Blog post by Isobel Swinscoe
‘Edible insects: the value chain’ conference – celebrating 10 years of insect research and industry
Over two days in March this year, Wageningen University in the Netherlands hosted one of an increasing number of international conferences showcasing the academic and industrial state of play in the world of insects as food and feed.
My PhD research is assessing the microbiological safety of using seaweed as a sustainable feed source for the larvae of kelp flies and black soldier flies (BSFL), which are intended as sustainable feed for farmed fish. I presented data from recent lab experiments which show that the typical industrial processes of washing and drying freshly harvested seaweed intended as insect feed do not necessarily remove all bacterial pathogens effectively. Whether these same pathogens survive and persist in Black Soldier Fly larvae to which this dried seaweed is then fed was the subject of a follow-up experiment.

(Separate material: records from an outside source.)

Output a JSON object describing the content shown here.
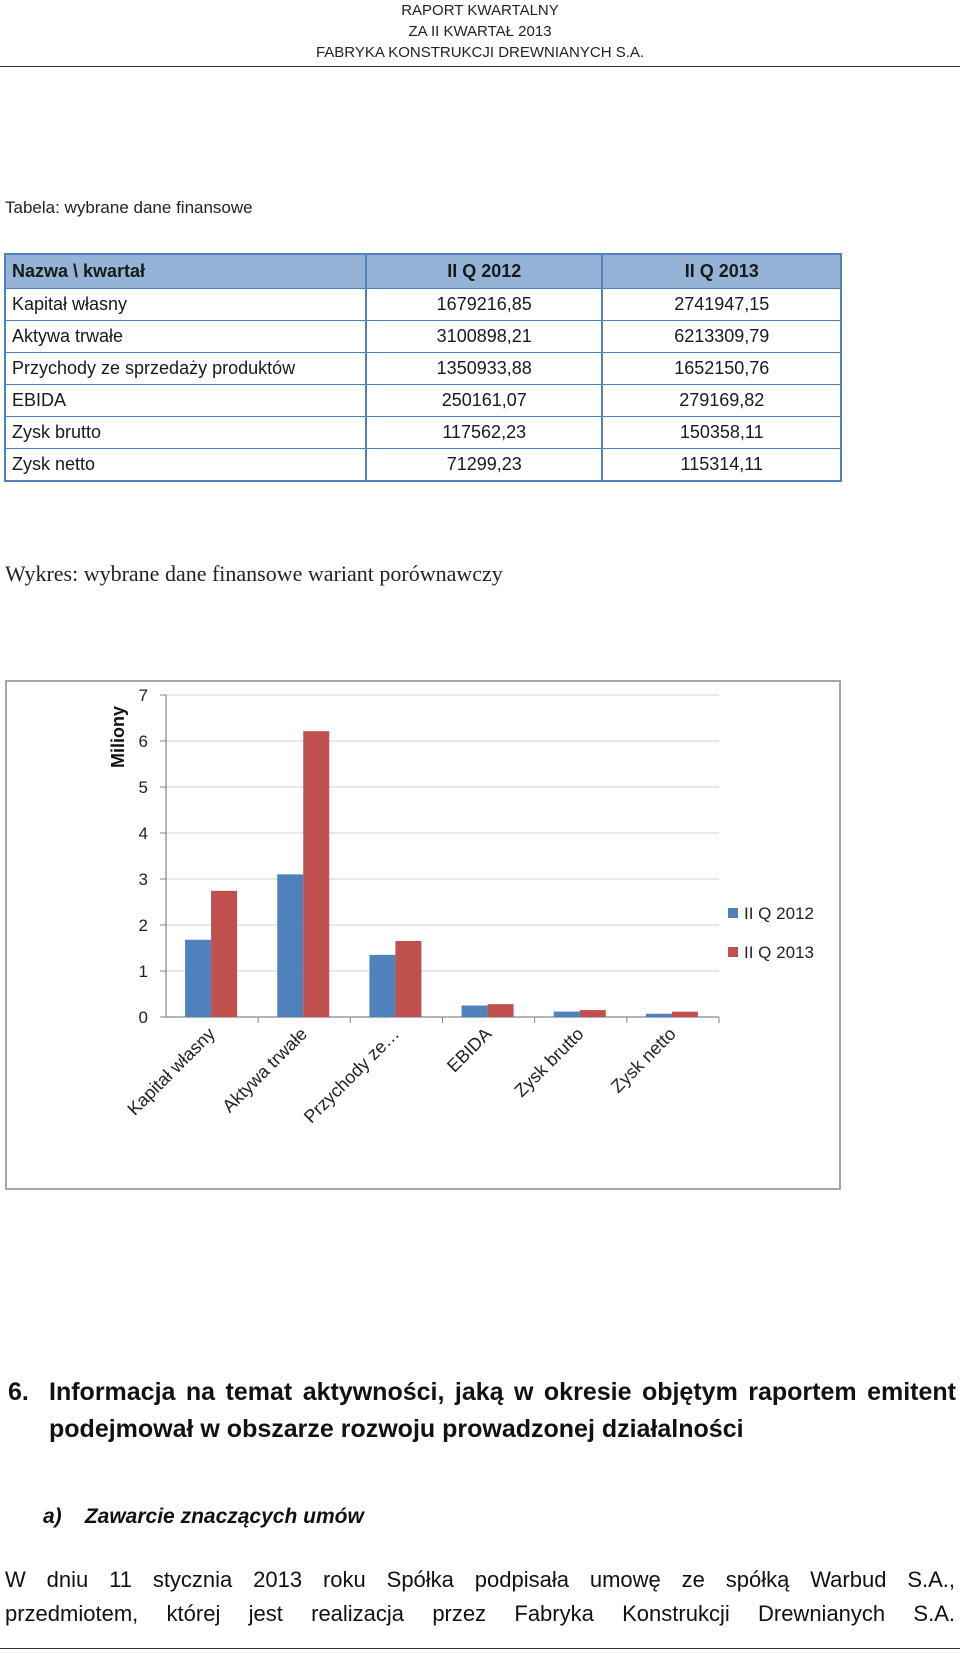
{
  "header": {
    "line1": "RAPORT KWARTALNY",
    "line2": "ZA II KWARTAŁ 2013",
    "line3": "FABRYKA KONSTRUKCJI DREWNIANYCH S.A."
  },
  "table_caption": "Tabela: wybrane dane finansowe",
  "table": {
    "headers": [
      "Nazwa \\ kwartał",
      "II Q 2012",
      "II Q 2013"
    ],
    "rows": [
      [
        "Kapitał własny",
        "1679216,85",
        "2741947,15"
      ],
      [
        "Aktywa trwałe",
        "3100898,21",
        "6213309,79"
      ],
      [
        "Przychody ze sprzedaży produktów",
        "1350933,88",
        "1652150,76"
      ],
      [
        "EBIDA",
        "250161,07",
        "279169,82"
      ],
      [
        "Zysk brutto",
        "117562,23",
        "150358,11"
      ],
      [
        "Zysk netto",
        "71299,23",
        "115314,11"
      ]
    ]
  },
  "chart_caption": "Wykres: wybrane dane finansowe wariant porównawczy",
  "chart_data": {
    "type": "bar",
    "categories": [
      "Kapitał własny",
      "Aktywa trwałe",
      "Przychody ze…",
      "EBIDA",
      "Zysk brutto",
      "Zysk netto"
    ],
    "series": [
      {
        "name": "II Q 2012",
        "color": "#4f81bd",
        "values": [
          1.679,
          3.101,
          1.351,
          0.25,
          0.118,
          0.071
        ]
      },
      {
        "name": "II Q 2013",
        "color": "#c0504d",
        "values": [
          2.742,
          6.213,
          1.652,
          0.279,
          0.15,
          0.115
        ]
      }
    ],
    "ylabel": "Miliony",
    "ylim": [
      0,
      7
    ],
    "yticks": [
      "0",
      "1",
      "2",
      "3",
      "4",
      "5",
      "6",
      "7"
    ],
    "grid": true,
    "legend": "right"
  },
  "section": {
    "number": "6.",
    "title": "Informacja na temat aktywności, jaką w okresie objętym raportem emitent podejmował w obszarze rozwoju prowadzonej działalności"
  },
  "subsection": {
    "label": "a)",
    "title": "Zawarcie znaczących umów"
  },
  "body": {
    "line1": "W dniu 11 stycznia 2013 roku Spółka podpisała umowę ze spółką Warbud S.A.,",
    "line2": "przedmiotem, której jest realizacja przez Fabryka Konstrukcji Drewnianych S.A."
  }
}
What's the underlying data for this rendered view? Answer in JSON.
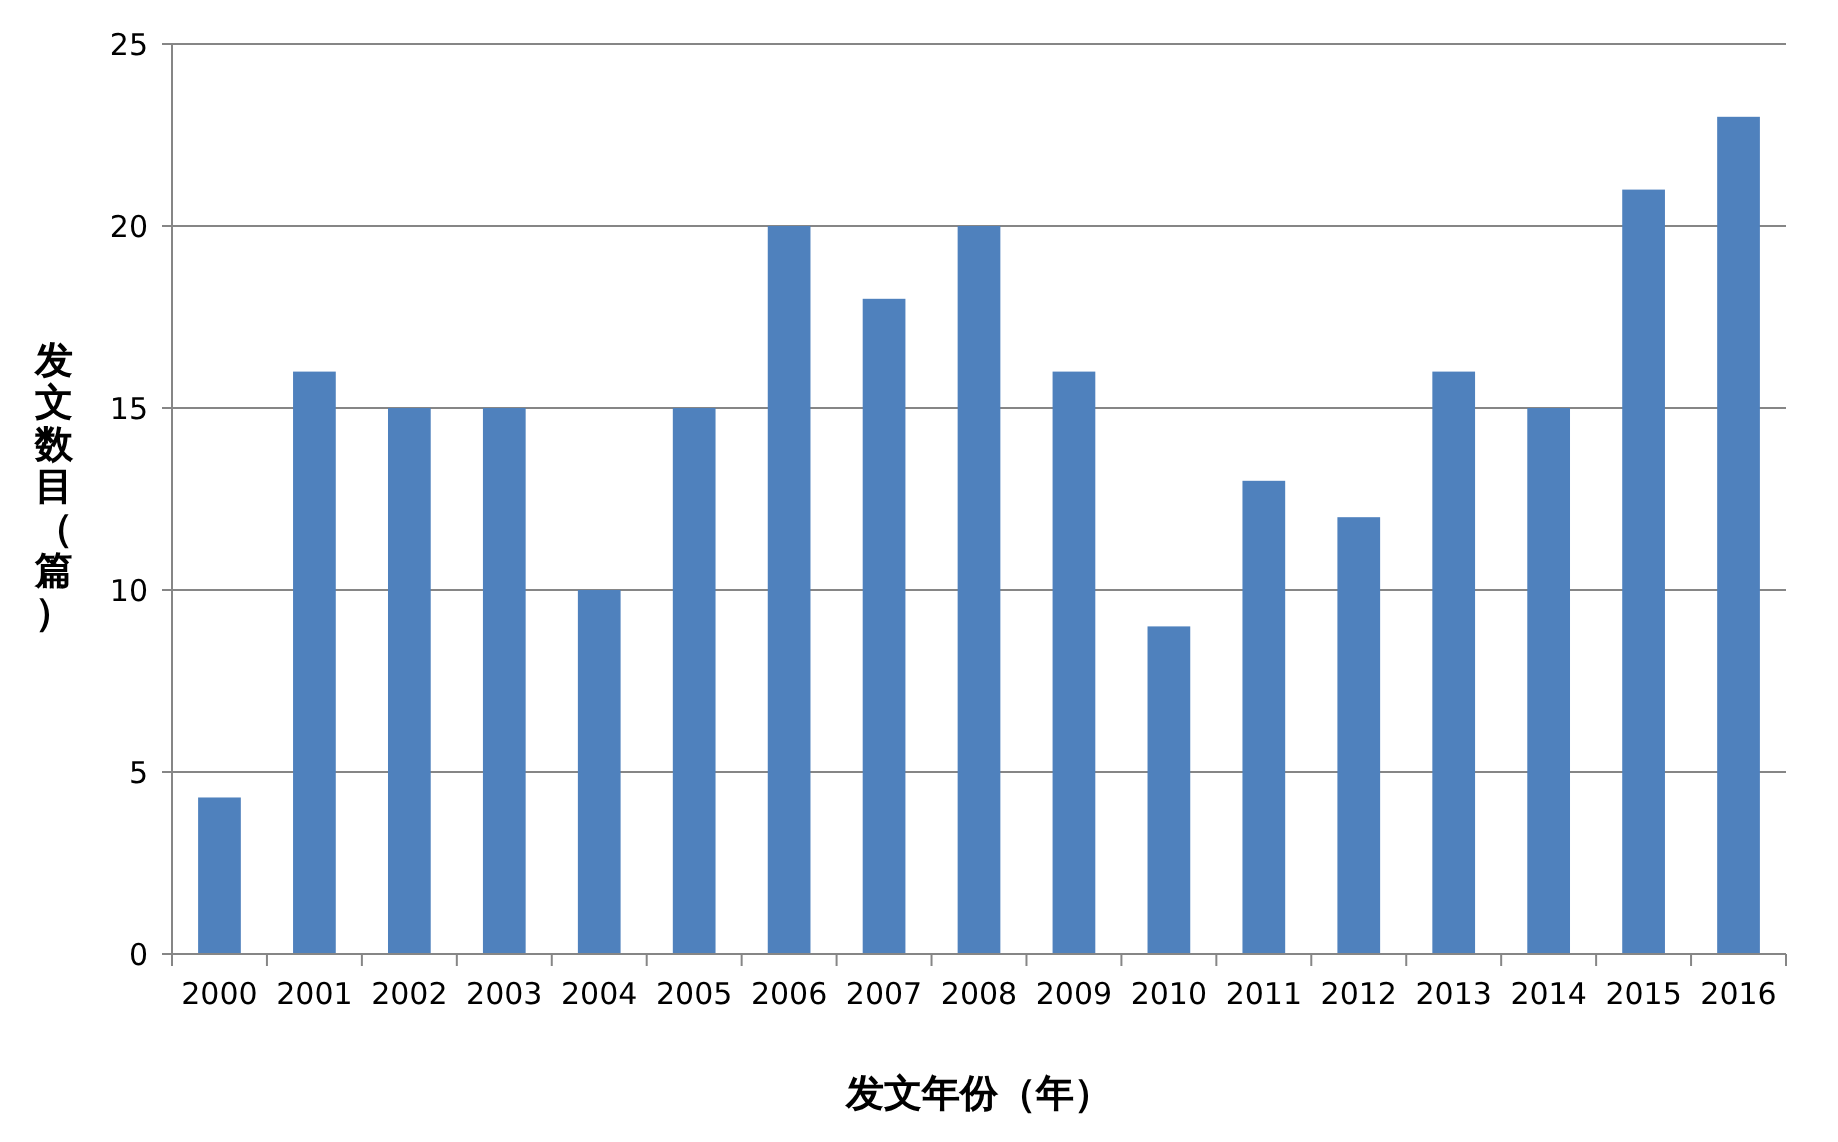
{
  "chart_data": {
    "type": "bar",
    "xlabel": "发文年份（年）",
    "ylabel": "发文数目（篇）",
    "categories": [
      "2000",
      "2001",
      "2002",
      "2003",
      "2004",
      "2005",
      "2006",
      "2007",
      "2008",
      "2009",
      "2010",
      "2011",
      "2012",
      "2013",
      "2014",
      "2015",
      "2016"
    ],
    "values": [
      4.3,
      16,
      15,
      15,
      10,
      15,
      20,
      18,
      20,
      16,
      9,
      13,
      12,
      16,
      15,
      21,
      23
    ],
    "color": "#4f81bd",
    "ylim": [
      0,
      25
    ],
    "yticks": [
      0,
      5,
      10,
      15,
      20,
      25
    ],
    "grid": "y"
  }
}
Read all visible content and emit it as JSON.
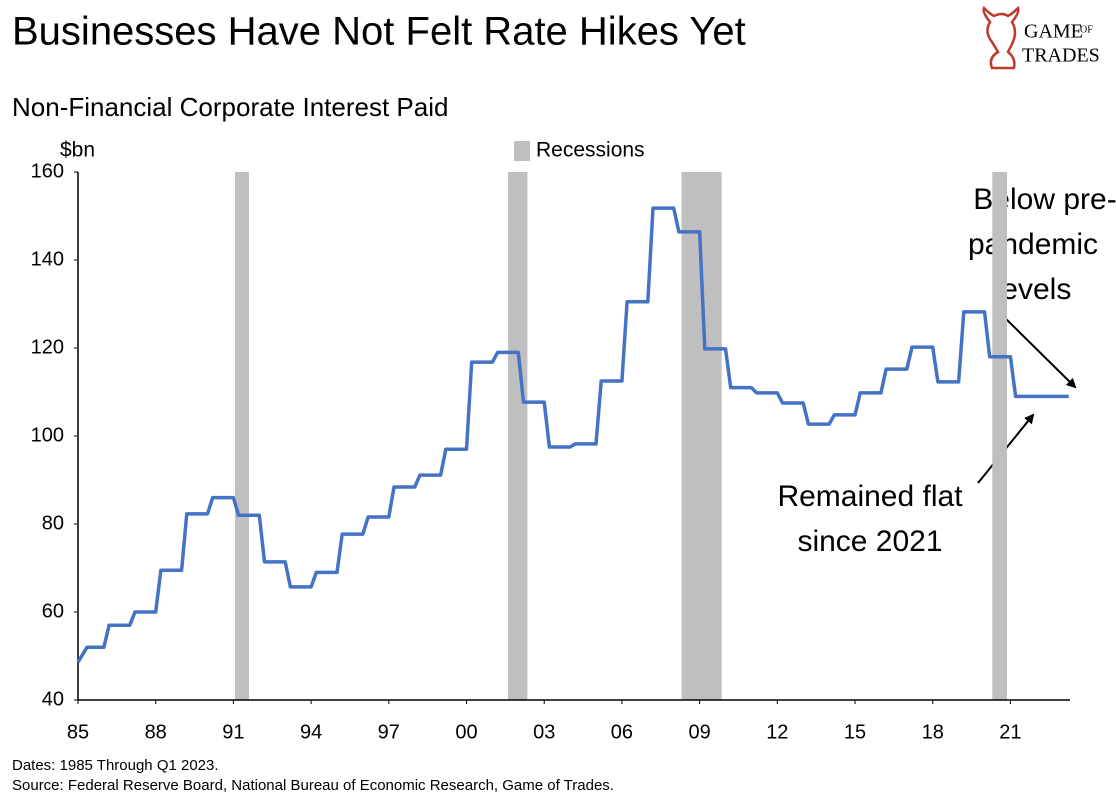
{
  "chart_data": {
    "type": "line",
    "title": "Businesses Have Not Felt Rate Hikes Yet",
    "subtitle": "Non-Financial Corporate Interest Paid",
    "y_unit": "$bn",
    "logo": [
      "GAME",
      "OF",
      "TRADES"
    ],
    "x": [
      1985.0,
      1985.35,
      1986.0,
      1986.2,
      1987.0,
      1987.2,
      1988.0,
      1988.2,
      1989.0,
      1989.2,
      1990.0,
      1990.2,
      1991.0,
      1991.2,
      1992.0,
      1992.2,
      1993.0,
      1993.2,
      1994.0,
      1994.2,
      1995.0,
      1995.2,
      1996.0,
      1996.2,
      1997.0,
      1997.2,
      1998.0,
      1998.2,
      1999.0,
      1999.2,
      2000.0,
      2000.2,
      2001.0,
      2001.2,
      2002.0,
      2002.2,
      2003.0,
      2003.2,
      2004.0,
      2004.2,
      2005.0,
      2005.2,
      2006.0,
      2006.2,
      2007.0,
      2007.2,
      2008.0,
      2008.2,
      2009.0,
      2009.2,
      2010.0,
      2010.2,
      2011.0,
      2011.2,
      2012.0,
      2012.2,
      2013.0,
      2013.2,
      2014.0,
      2014.2,
      2015.0,
      2015.2,
      2016.0,
      2016.2,
      2017.0,
      2017.2,
      2018.0,
      2018.2,
      2019.0,
      2019.2,
      2020.0,
      2020.2,
      2021.0,
      2021.2,
      2023.25
    ],
    "values": [
      48.6,
      52,
      52,
      57,
      57,
      60,
      60,
      69.5,
      69.5,
      82.3,
      82.3,
      86,
      86,
      82,
      82,
      71.4,
      71.4,
      65.7,
      65.7,
      69,
      69,
      77.7,
      77.7,
      81.6,
      81.6,
      88.4,
      88.4,
      91.1,
      91.1,
      97,
      97,
      116.8,
      116.8,
      119,
      119,
      107.7,
      107.7,
      97.5,
      97.5,
      98.2,
      98.2,
      112.5,
      112.5,
      130.5,
      130.5,
      151.8,
      151.8,
      146.4,
      146.4,
      119.8,
      119.8,
      111,
      111,
      109.8,
      109.8,
      107.5,
      107.5,
      102.7,
      102.7,
      104.8,
      104.8,
      109.8,
      109.8,
      115.2,
      115.2,
      120.2,
      120.2,
      112.3,
      112.3,
      128.2,
      128.2,
      118,
      118,
      109,
      109
    ],
    "color": "#4472c4",
    "recessions": {
      "name": "Recessions",
      "color": "#bfbfbf",
      "spans": [
        [
          1991.06,
          1991.6
        ],
        [
          2001.6,
          2002.35
        ],
        [
          2008.3,
          2009.85
        ],
        [
          2020.3,
          2020.87
        ]
      ]
    },
    "xlim": [
      1985,
      2023.3
    ],
    "ylim": [
      40,
      160
    ],
    "xticks": [
      {
        "value": 1985,
        "label": "85"
      },
      {
        "value": 1988,
        "label": "88"
      },
      {
        "value": 1991,
        "label": "91"
      },
      {
        "value": 1994,
        "label": "94"
      },
      {
        "value": 1997,
        "label": "97"
      },
      {
        "value": 2000,
        "label": "00"
      },
      {
        "value": 2003,
        "label": "03"
      },
      {
        "value": 2006,
        "label": "06"
      },
      {
        "value": 2009,
        "label": "09"
      },
      {
        "value": 2012,
        "label": "12"
      },
      {
        "value": 2015,
        "label": "15"
      },
      {
        "value": 2018,
        "label": "18"
      },
      {
        "value": 2021,
        "label": "21"
      }
    ],
    "yticks": [
      40,
      60,
      80,
      100,
      120,
      140,
      160
    ],
    "grid": false,
    "annotations": [
      [
        "Below pre-",
        "pandemic",
        "levels"
      ],
      [
        "Remained flat",
        "since 2021"
      ]
    ],
    "notes": [
      "Dates: 1985 Through Q1 2023.",
      "Source: Federal Reserve Board, National Bureau of Economic Research, Game of Trades."
    ]
  }
}
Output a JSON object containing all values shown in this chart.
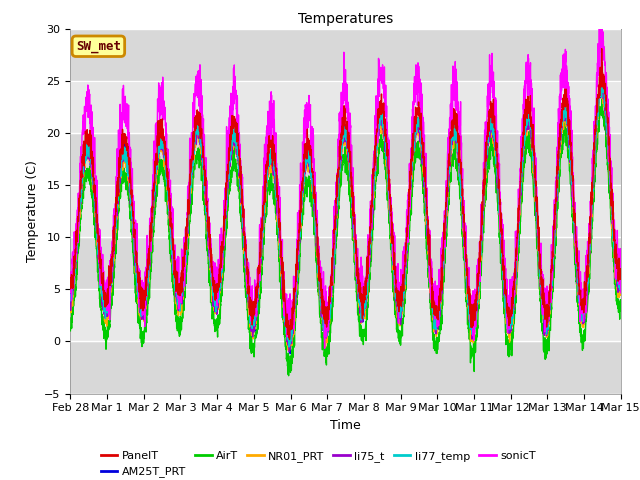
{
  "title": "Temperatures",
  "xlabel": "Time",
  "ylabel": "Temperature (C)",
  "ylim": [
    -5,
    30
  ],
  "xlim": [
    0,
    15
  ],
  "series_colors": {
    "PanelT": "#dd0000",
    "AM25T_PRT": "#0000dd",
    "AirT": "#00cc00",
    "NR01_PRT": "#ffaa00",
    "li75_t": "#9900cc",
    "li77_temp": "#00cccc",
    "sonicT": "#ff00ff"
  },
  "legend_label": "SW_met",
  "legend_box_color": "#ffff99",
  "legend_box_edge": "#cc8800",
  "background_color": "#ffffff",
  "plot_bg_color": "#e8e8e8",
  "tick_labels": [
    "Feb 28",
    "Mar 1",
    "Mar 2",
    "Mar 3",
    "Mar 4",
    "Mar 5",
    "Mar 6",
    "Mar 7",
    "Mar 8",
    "Mar 9",
    "Mar 10",
    "Mar 11",
    "Mar 12",
    "Mar 13",
    "Mar 14",
    "Mar 15"
  ]
}
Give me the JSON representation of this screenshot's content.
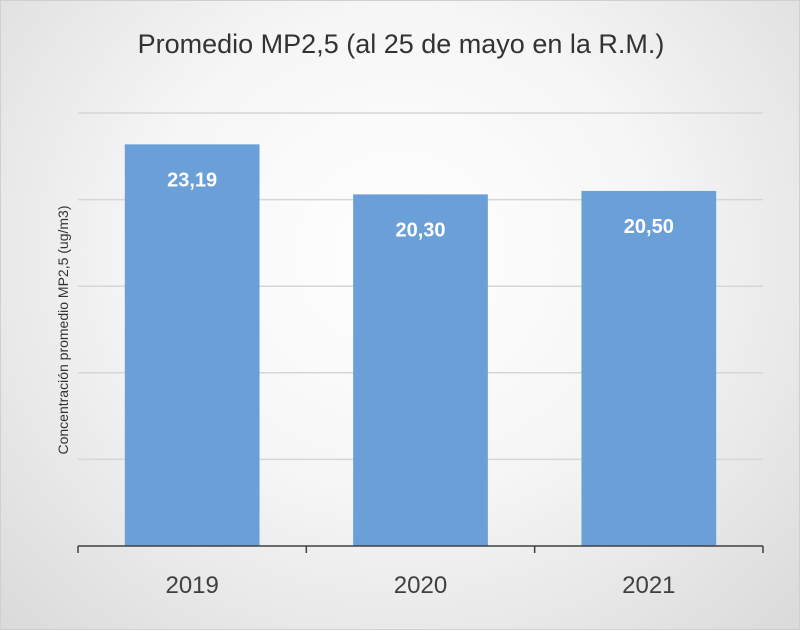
{
  "chart_data": {
    "type": "bar",
    "title": "Promedio MP2,5  (al 25 de  mayo en la R.M.)",
    "xlabel": "",
    "ylabel": "Concentración  promedio MP2,5 (ug/m3)",
    "categories": [
      "2019",
      "2020",
      "2021"
    ],
    "values": [
      23.19,
      20.3,
      20.5
    ],
    "data_labels": [
      "23,19",
      "20,30",
      "20,50"
    ],
    "ylim": [
      0,
      25
    ],
    "grid": true,
    "legend": "none",
    "colors": {
      "bar": "#6a9fd8",
      "bar_label": "#ffffff",
      "gridline": "#d6d6d6",
      "axis": "#404040",
      "text": "#404040"
    }
  }
}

The worlds of politics, academia, regulators and industry were all well represented at the conference. Professor Arnold van Huis, of Wageningen University and current Editor-in-chief of the Journal of Insects as Food and Feed, kick-started day one of the talks with ‘Prospects of insects as food and feed to become a successful agricultural sector’. The theme on insect rearing provided some useful insights into BSFL production.
During the theme on insect processing, Leen van Campenhout’s (KU Leuven, Belgium) showed us some great data on microbiological dynamics during rearing of edible insects. Insect producers normally starve their larvae to make them empty their guts prior to harvesting of the larvae. Although this is often assumed to remove any pathogenic bacteria they may have ingested, Leen showed this was not necessarily true with mealworms. This raises the question: how does the lack of standardised rearing and processing practices across companies affect the microbial safety of various insect species? However, my in-situ sampling of seaweed-fed BSFL and the fish feed pellets made out of them for the Aquafly project showed that the high temperatures used to process the various raw materials into the final products (e.g. BSFL meal) was an extremely effective method of microbial decontamination. Perhaps people eating insects directly as food have more to worry about than people eating fish reared on highly processed insect meal?
Speaking of Aquafly, Erik-Jan Lock of the Institute of Marine Research and manager of the Aquafly project since its inception, gave a fantastic talk on day two on the use of insects in aquafeed- nutrition and safety considerations. It was great to hear that the Aquafly project which I’ve been a part of since 2015 has successfully proved the concept that farmed Atlantic salmon can thrive on seaweed-fed BSFL and are safe for human consumers. He concluded that it was now up to the insect and aquaculture industries as to whether they change their feed practices as a result – a clear challenge to all the industrial players in the room!
The conference ended with what, to many, was a highlight of the event – piano pieces inspired by insects, played by Bert van den Brink. And not forgetting a dinner menu in which edible insects naturally played a part – mealworm quiche!